Going off of Rock's theory, all marriages would be happy ones as long as the participants have sex on a regular basis. "The most dangerous part of a marriage," Richard ponders in his running narration, "is when a couple accepts they don't have sex." It's a simplistic proposal—one that needs little dissection—and it's a simplicity that runs through the entire movie. The bigger problem lies with Richard, whose fantasies, seemingly harmless as they may be, and problems in his marriage are probably more the result of being bored with life as opposed to not having sex. It's not as though he and his wife are trapped together. There's a scene where they go out for dinner and conversation with friends, and by all appearances, it's a healthy thing he and Brenda have going. No, though, Richard's obsessed with sex. He imagines himself being single again and cutting immediately to the chase with women he meets (who all, of course, jump at the opportunity to have sex with him), and he sums up being single as being alone—the reason he got married, he says. Nikki is the allure of danger. When she takes him to an auto show, they look at the sports cars; when he and his wife go, they look at the minivans ("like going to a strip club and looking at the DJ").
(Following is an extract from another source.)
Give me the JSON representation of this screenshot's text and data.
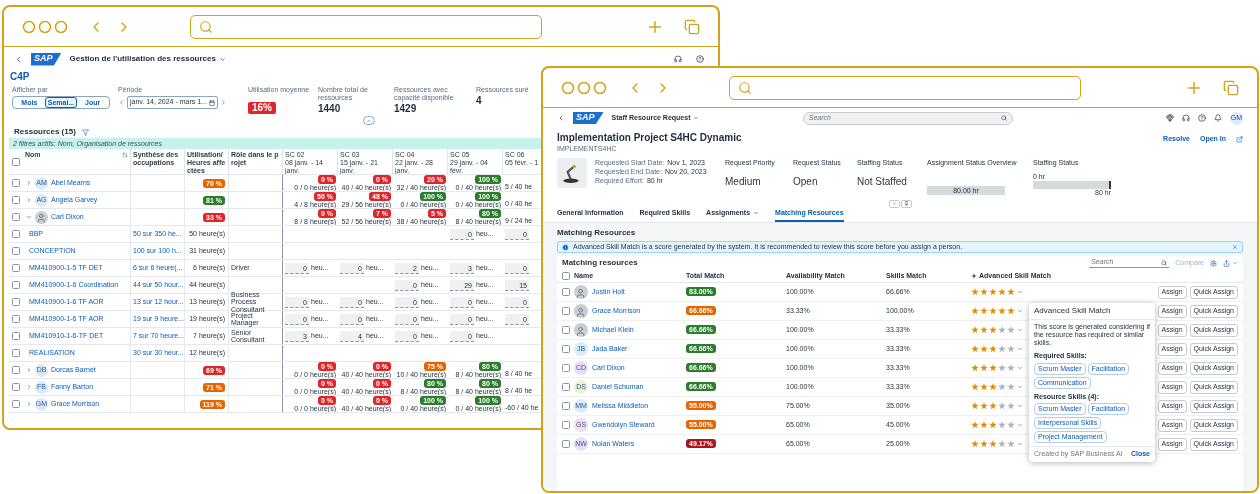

There are some deeper issues here—issues the movie flat-out avoids, opting instead for easy and misfired jokes. Two pretty pitifully familiar ones stand out. Richard takes a dose of Viagra after a date with Brenda, thinking he's finally going to seal the deal. Unfortunately, she falls asleep (big surprise), and when she awakens hours later to find her husband still nursing an erection, she calls the paramedics, who do what they need to in order to, uh, deflate the situation. Later, Richard tries to buy condoms, and, guess what, the clerk doesn't hear him properly, causing her to scream out his order to the entire store. Those are at least out of line with the rest of the movie, but there's also a scene where Richard helps Nikki clear out her belongings from an ex's apartment, only to have him arrive and get into a fight. All of these scenes point to the movie's biggest problem in handling the material; it tries to overdo itself. How else can you explain the finale, in which Richard and the woman he chooses in the end sing out their problems? At least the movie has the presence of Steve Buscemi, who plays Richard's philandering co-worker at the bank and gives him reasonable advice.

The been-there, done-that warnings serve as a sort of bolt of reality in what is essentially an overblown but underdone exploration of marital infidelity. If it had been a funny overblown but underdone exploration of marital infidelity, that would an entirely different thing.